Files
NoteNextra-origin/content/Math401/Math401_T4.md
Zheyuan Wu d82857764b updates
2025-07-13 16:57:03 -05:00

21 KiB

Math401 Topic 4: The quantum version of probabilistic concepts

In mathematics, on often speaks of non-commutative instead of quantum constructions.

Note, in this section, we will see a lot of mixed used terms used in physics and mathematics. I will use italic to denote the terminology used in physics. It is safe to ignore them if you just care about the mathematics.

Section 1: Generalities about classical versus quantum systems

In classical physics, we assume that a system's properties have well-defined values regardless of how we choose to measure them.

Basic terminology

Set of states

The preparation of a system builds a convex set of states as our initial condition for the system.

For a collection of N system.
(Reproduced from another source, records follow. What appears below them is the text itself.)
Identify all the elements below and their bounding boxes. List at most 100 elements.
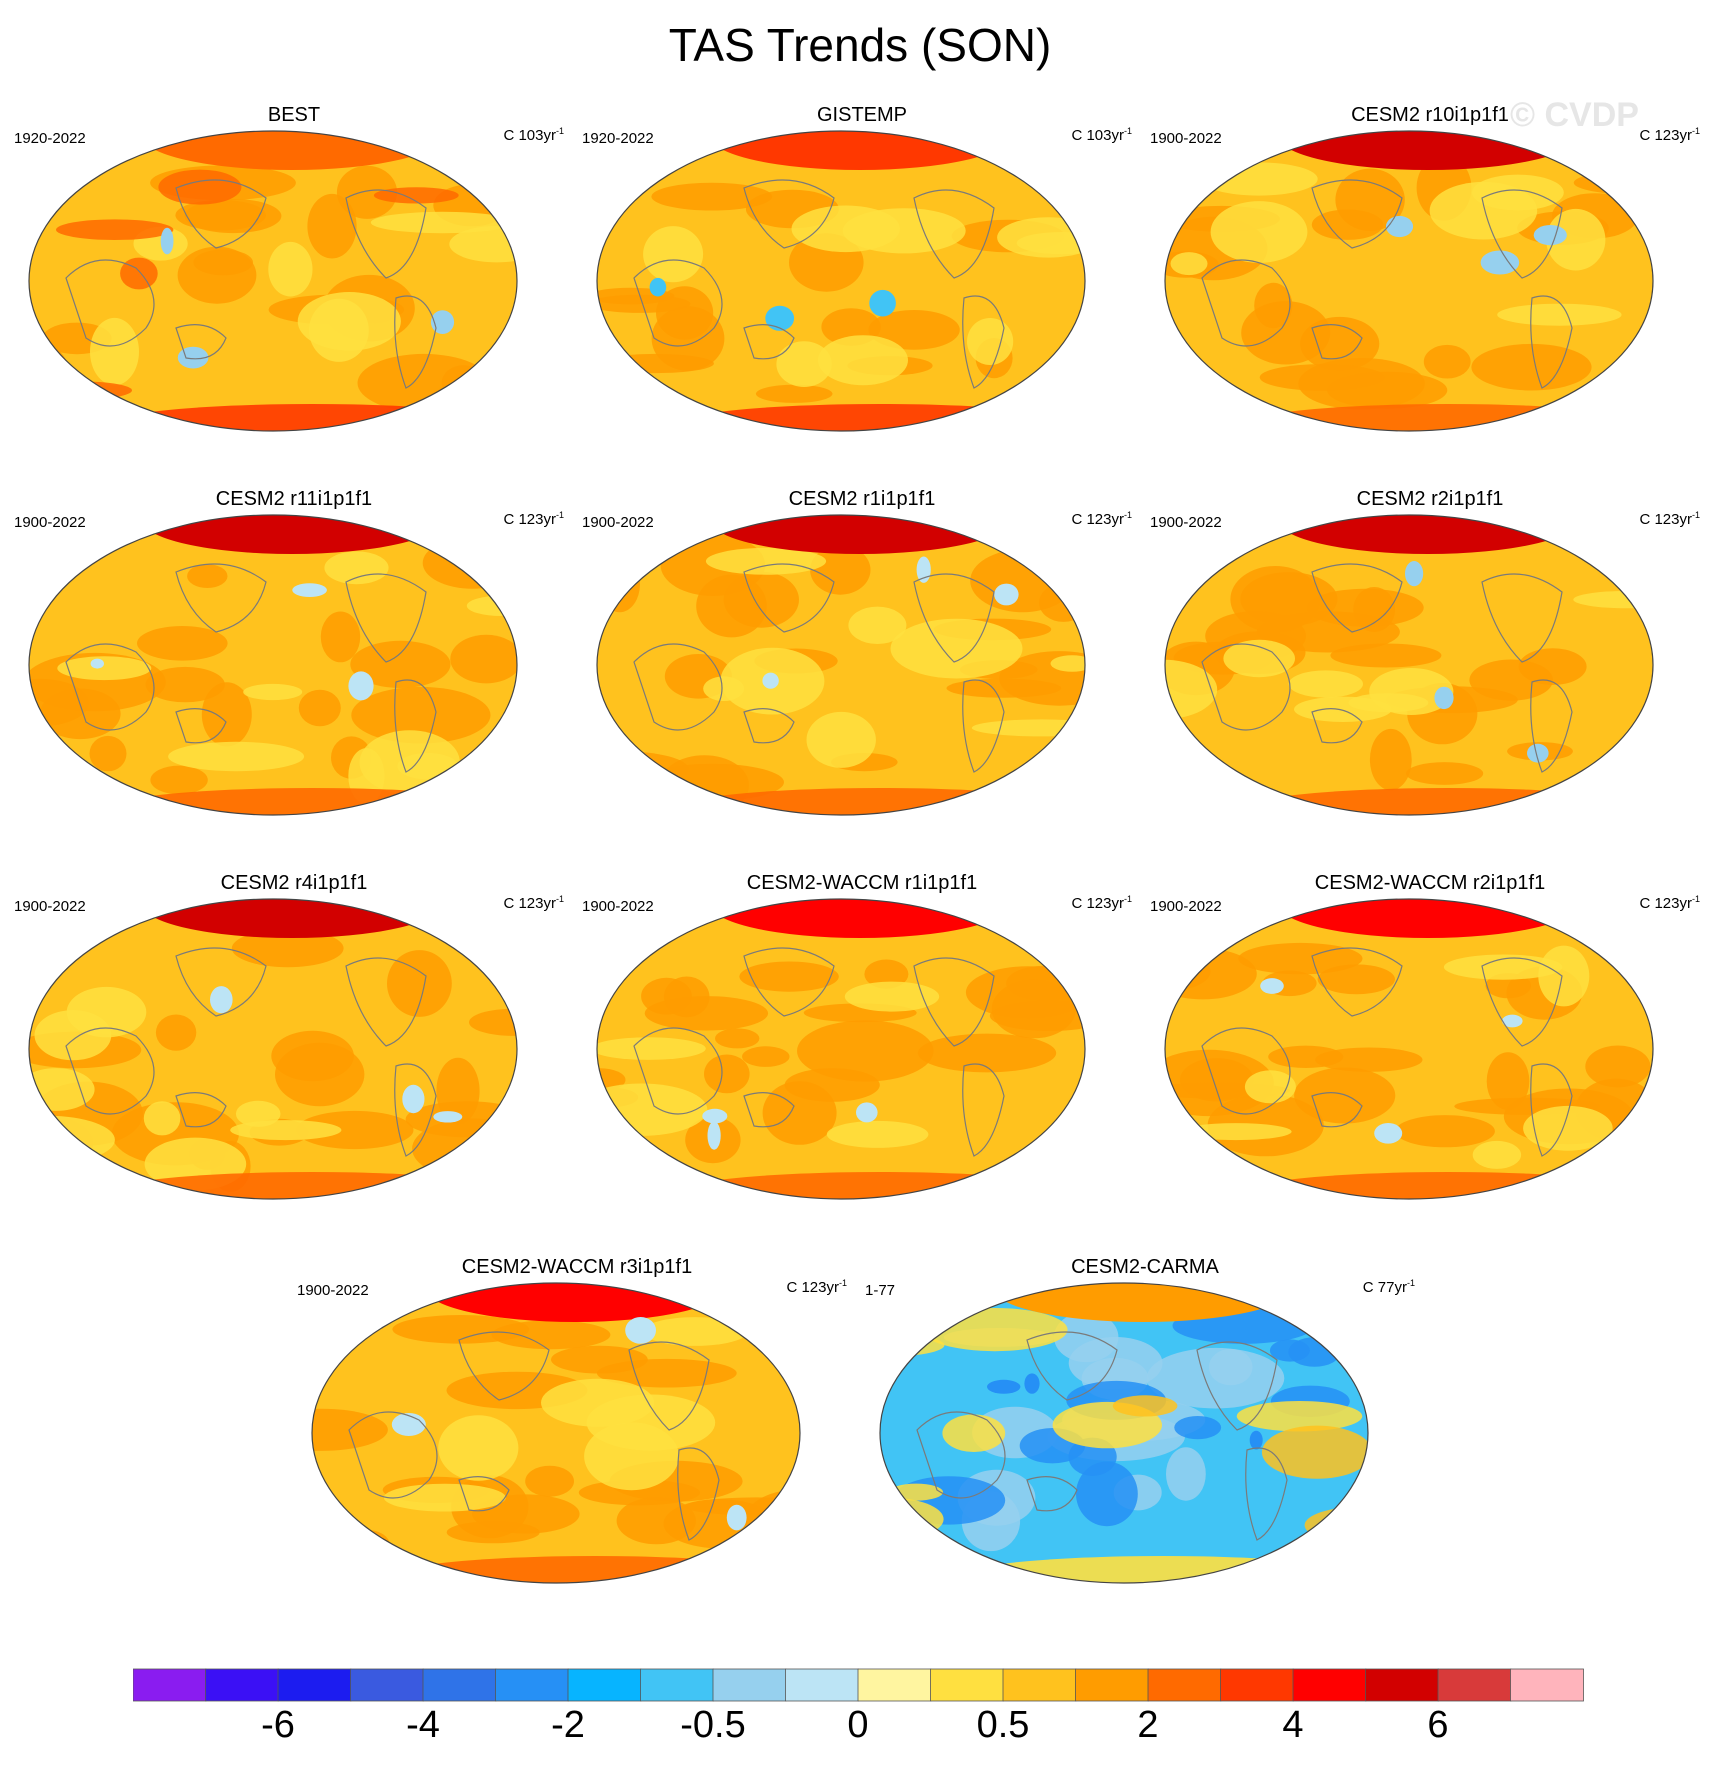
- coastline: [677, 1447, 720, 1541]
- arctic-region: [1278, 515, 1578, 554]
- trend-region: [551, 1345, 648, 1374]
- coastline: [1311, 947, 1403, 1017]
- coastline: [743, 708, 795, 744]
- trend-region: [1050, 655, 1085, 672]
- coastline: [743, 324, 795, 360]
- coastline: [913, 957, 995, 1047]
- colorbar-box: [1437, 1668, 1512, 1702]
- cold-anomaly: [1533, 225, 1567, 246]
- trend-region: [991, 979, 1076, 1039]
- colorbar-box: [1075, 1668, 1149, 1702]
- map-panel: CESM2 r11i1p1f1 1900-2022 C 123yr-1: [14, 488, 574, 868]
- panel-units: C 123yr-1: [1071, 510, 1132, 528]
- panel-title: CESM2 r11i1p1f1: [215, 488, 373, 510]
- trend-region: [29, 366, 87, 424]
- panel-period: 1920-2022: [582, 130, 654, 147]
- trend-map: [28, 130, 518, 432]
- trend-region: [298, 689, 341, 727]
- trend-region: [184, 198, 282, 234]
- coastline: [394, 295, 437, 389]
- cold-anomaly: [869, 289, 896, 317]
- trend-region: [1573, 590, 1653, 609]
- trend-region: [307, 193, 357, 259]
- trend-region: [1244, 1070, 1296, 1104]
- trend-region: [137, 626, 228, 661]
- coastline: [65, 1027, 155, 1115]
- colorbar-box: [1365, 1668, 1439, 1702]
- arctic-region: [425, 1283, 725, 1322]
- cold-anomaly: [1480, 250, 1520, 275]
- trend-region: [864, 959, 909, 989]
- trend-region: [1423, 344, 1471, 379]
- panel-title: GISTEMP: [816, 104, 907, 126]
- coastline: [1311, 324, 1363, 360]
- panel-period: 1920-2022: [14, 130, 86, 147]
- trend-region: [599, 556, 640, 613]
- coastline: [65, 643, 155, 731]
- colorbar: [133, 1668, 1584, 1702]
- trend-region: [597, 294, 691, 313]
- trend-region: [1472, 174, 1564, 211]
- colorbar-tick-label: 4: [1282, 1704, 1304, 1746]
- arctic-region: [142, 899, 442, 938]
- map-border: [879, 1282, 1369, 1584]
- trend-region: [145, 666, 225, 703]
- trend-region: [1068, 1337, 1163, 1390]
- colorbar-tick-label: -6: [261, 1704, 295, 1746]
- trend-region: [1146, 1347, 1285, 1409]
- map-panel: CESM2-WACCM r3i1p1f1 1900-2022 C 123yr-1: [297, 1256, 857, 1636]
- coastline: [1481, 573, 1563, 663]
- trend-region: [842, 208, 966, 254]
- colorbar-tick-label: -2: [551, 1704, 585, 1746]
- map-panel: CESM2-CARMA 1-77 C 77yr-1: [865, 1256, 1425, 1636]
- cold-anomaly: [649, 277, 667, 297]
- cold-anomaly: [994, 583, 1019, 606]
- coastline: [1245, 1447, 1288, 1541]
- coastline: [633, 259, 723, 347]
- map-panel: CESM2 r2i1p1f1 1900-2022 C 123yr-1: [1150, 488, 1710, 868]
- trend-region: [1288, 670, 1363, 698]
- trend-region: [651, 306, 725, 371]
- arctic-region: [710, 131, 1010, 170]
- trend-region: [373, 187, 459, 204]
- cold-anomaly: [348, 671, 374, 701]
- trend-region: [343, 1529, 390, 1561]
- trend-region: [889, 1483, 943, 1501]
- panel-title: BEST: [267, 104, 321, 126]
- map-border: [28, 898, 518, 1200]
- cold-anomaly: [856, 1102, 878, 1123]
- trend-region: [597, 1150, 667, 1173]
- trend-region: [201, 682, 252, 747]
- panel-period: 1900-2022: [297, 1282, 369, 1299]
- colorbar-tick-label: -0.5: [680, 1704, 746, 1746]
- trend-region: [438, 1415, 519, 1481]
- trend-region: [29, 550, 93, 568]
- cold-anomaly: [177, 346, 209, 369]
- colorbar-box: [567, 1668, 642, 1702]
- arctic-region: [710, 899, 1010, 938]
- coastline: [1481, 189, 1563, 279]
- trend-region: [663, 976, 710, 1018]
- arctic-region: [993, 1283, 1293, 1322]
- arctic-region: [1278, 899, 1578, 938]
- colorbar-tick-label: 0.5: [976, 1704, 1030, 1746]
- trend-region: [967, 318, 1014, 365]
- trend-region: [359, 730, 460, 795]
- panel-title: CESM2 r1i1p1f1: [788, 488, 936, 510]
- trend-region: [1497, 303, 1622, 326]
- coastline: [962, 295, 1005, 389]
- cold-anomaly: [765, 305, 795, 331]
- coastline: [175, 179, 267, 249]
- panel-period: 1900-2022: [1150, 130, 1222, 147]
- trend-region: [312, 1408, 388, 1451]
- trend-region: [1180, 1123, 1292, 1141]
- trend-region: [1288, 1337, 1341, 1367]
- arctic-region: [142, 131, 442, 170]
- colorbar-box: [350, 1668, 424, 1702]
- trend-region: [1486, 1052, 1530, 1110]
- cold-anomaly: [210, 986, 233, 1014]
- coastline: [458, 1331, 550, 1401]
- trend-region: [1538, 945, 1590, 1007]
- coastline: [175, 1092, 227, 1128]
- panel-units: C 123yr-1: [503, 894, 564, 912]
Let procedure N_1=\lambda P_1 be a preparation procedure for state P_1, and N_2=(1-\lambda) P_2 be a preparation procedure for state P_2. The state of the collection is N=\lambda N_1+(1-\lambda) N_2.

Set of effects

The set of effects is the set of all possible outcomes of a measurement. \Omega=\{\omega_1, \omega_2, \ldots, \omega_n\}. Where each \omega_i is an associated effect, or some query problems regarding the system. (For example, is outcome \omega_i observed?)

Registration of outcomes

A pair of state and effect determines a probability E_i(P)=p(\omega_i|P). By the law of large numbers, this probability shall converge to N(\omega_i)/N as N increases.

Quantum states, observables (random variables), and effects can be represented mathematically by linear operators on a Hilbert space.

Section 2: Examples of physical experiment in language of mathematics

Sten-Gernach experiment

State preparation: Silver tams are emitted from a thermal source and collimated to form a beam.

Measurement: Silver atoms interact with the field produced by the magnet and impinges on the class plate.

Registration: The impression left on the glass pace by the condensed silver atoms.

Section 3: Finite probability spaces in the language of Hilbert space and operators

Superposition is a linear combination of two or more states.

A quantum coin can be represented mathematically by linear combination of |0\rangle and |1\rangle.$\alpha|0\rangle+\beta|1\rangle\in\mathscr{H}\cong\mathbb{C}^2$.

For the rest of the material, we shall take the \mathscr{H} to be vector space over \mathbb{C}.

Definitions in classical probability under generalized probability theory

Definition of states (classical probability)

A state in classical probability is a probability distribution on the set of all possible outcomes. We can list as (p_1,p_2,\cdots,p_n).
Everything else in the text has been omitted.